The embodiment as above described forms a system which will be referred to as a TILINE bus. Thus, the TILINE bus is a high-speed 16 bit data transfer bus and associated address and control lines, and a set of master logic. It may serve to transfer data between high-speed system elements such as a central processor, memory, and high-speed peripherals such as disc files and magnetic tape transports. The TILINE bus also serves as a computer to computer link and may be the backbone of multiprocessor systems.

The TILINE bus is asynchronous. The speed of data transfers over the TILINE bus is determined by distance and the speed of the devices interfaced to it. Consequently, system performance can be tailored to the application by suitable choice of elements.

Devices interfaced to the TILINE bus compete for access on a priority basis. High-speed peripherals are preferably assigned highest priority and the central processor is assigned the lowest. In operation, an efficient cycle-stealing action occurs. The overhead in switching from a CPU access to another device is on the order of 60 nanoseconds. This allows a very high rate of device switching without sacrificing a great deal of overall data bandwidth.

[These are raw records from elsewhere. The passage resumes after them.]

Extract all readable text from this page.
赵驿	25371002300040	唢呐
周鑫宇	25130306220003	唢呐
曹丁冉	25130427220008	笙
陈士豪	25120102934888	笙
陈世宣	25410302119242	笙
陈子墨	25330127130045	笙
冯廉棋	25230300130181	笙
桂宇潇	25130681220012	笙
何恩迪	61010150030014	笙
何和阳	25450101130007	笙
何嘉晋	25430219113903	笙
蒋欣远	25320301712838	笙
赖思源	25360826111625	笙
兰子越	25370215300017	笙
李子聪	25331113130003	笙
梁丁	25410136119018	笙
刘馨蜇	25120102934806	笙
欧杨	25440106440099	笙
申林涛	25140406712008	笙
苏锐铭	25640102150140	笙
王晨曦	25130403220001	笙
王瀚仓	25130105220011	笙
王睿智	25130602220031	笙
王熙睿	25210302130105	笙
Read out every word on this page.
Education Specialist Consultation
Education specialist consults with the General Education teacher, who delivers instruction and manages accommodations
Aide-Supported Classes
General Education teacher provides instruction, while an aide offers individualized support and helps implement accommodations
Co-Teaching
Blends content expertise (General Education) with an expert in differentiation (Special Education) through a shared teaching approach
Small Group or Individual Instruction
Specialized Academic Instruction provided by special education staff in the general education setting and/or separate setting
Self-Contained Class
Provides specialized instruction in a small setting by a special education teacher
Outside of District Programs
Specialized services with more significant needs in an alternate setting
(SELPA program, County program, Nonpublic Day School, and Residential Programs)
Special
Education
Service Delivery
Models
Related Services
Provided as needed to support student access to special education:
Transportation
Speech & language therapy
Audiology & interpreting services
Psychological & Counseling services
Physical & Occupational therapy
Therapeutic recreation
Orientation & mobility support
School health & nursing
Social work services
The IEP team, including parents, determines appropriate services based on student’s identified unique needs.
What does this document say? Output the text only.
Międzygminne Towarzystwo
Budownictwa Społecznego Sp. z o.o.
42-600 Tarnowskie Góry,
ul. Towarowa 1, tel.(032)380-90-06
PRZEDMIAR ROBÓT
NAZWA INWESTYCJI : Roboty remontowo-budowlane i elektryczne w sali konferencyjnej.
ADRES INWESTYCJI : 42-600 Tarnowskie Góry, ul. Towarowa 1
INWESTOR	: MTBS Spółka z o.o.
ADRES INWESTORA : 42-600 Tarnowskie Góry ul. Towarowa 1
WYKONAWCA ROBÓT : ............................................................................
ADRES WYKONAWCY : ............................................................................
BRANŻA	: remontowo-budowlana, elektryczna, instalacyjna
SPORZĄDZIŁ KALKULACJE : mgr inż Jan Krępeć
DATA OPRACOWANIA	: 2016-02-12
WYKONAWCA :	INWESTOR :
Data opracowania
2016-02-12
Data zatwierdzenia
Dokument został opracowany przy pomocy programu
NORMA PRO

A TILINE bus is utilized as the sole path of data communication between all high-speed system elements. A computer front panel console, a CPU mainframe, main memory banks, and all high-speed peripheral devices such as disks and tape drives will be directly interfaced to the TILINE bus. Slower peripherals may be interfaced through Communication Register Units.

TILINE master devices control data transfers. TILINE slave devices generate or accept data in response to some master. Data transfers in either direction always occur between one master and one slave. The CPU is an example of a master device and a memory module is an example of a slave device. All slave devices recognize and are activated by specific addresses. For example, a memory module is activated when some master device does a read from an address within the boundaries of that memory module. The system permits only one slave to recognize any particular address. In the case of memory modules, preset addresses may indicate the starting address and size of the module.

The description which follows defines the 47 signal lines which comprise the TILINE bus. The signals are described in three groups acccording to their function. The signals associated with I/O data transfer operations are defined in one group. Those associated with the acquisition of bus mastership are defined in a second group. Miscellaneous signals which serve special purpose functions are defined in the third group.

Table 1 lists each TILINE bus signal along with a brief description and logic convention. Forty signals are utilized exclusively for I/O data transfer operations in this embodiment of TILINE bus 10 described herein. Thirty-six of the 40 signals are grouped together in two sub-bus configurations for the transfer of a 20 bit address and 16 bits of data while the remaining four signals are primarily utilized for control of the actual transfer operations. All signals are transmitted and received between a TILINE master device and a TILINE slave device as defined in Table 1.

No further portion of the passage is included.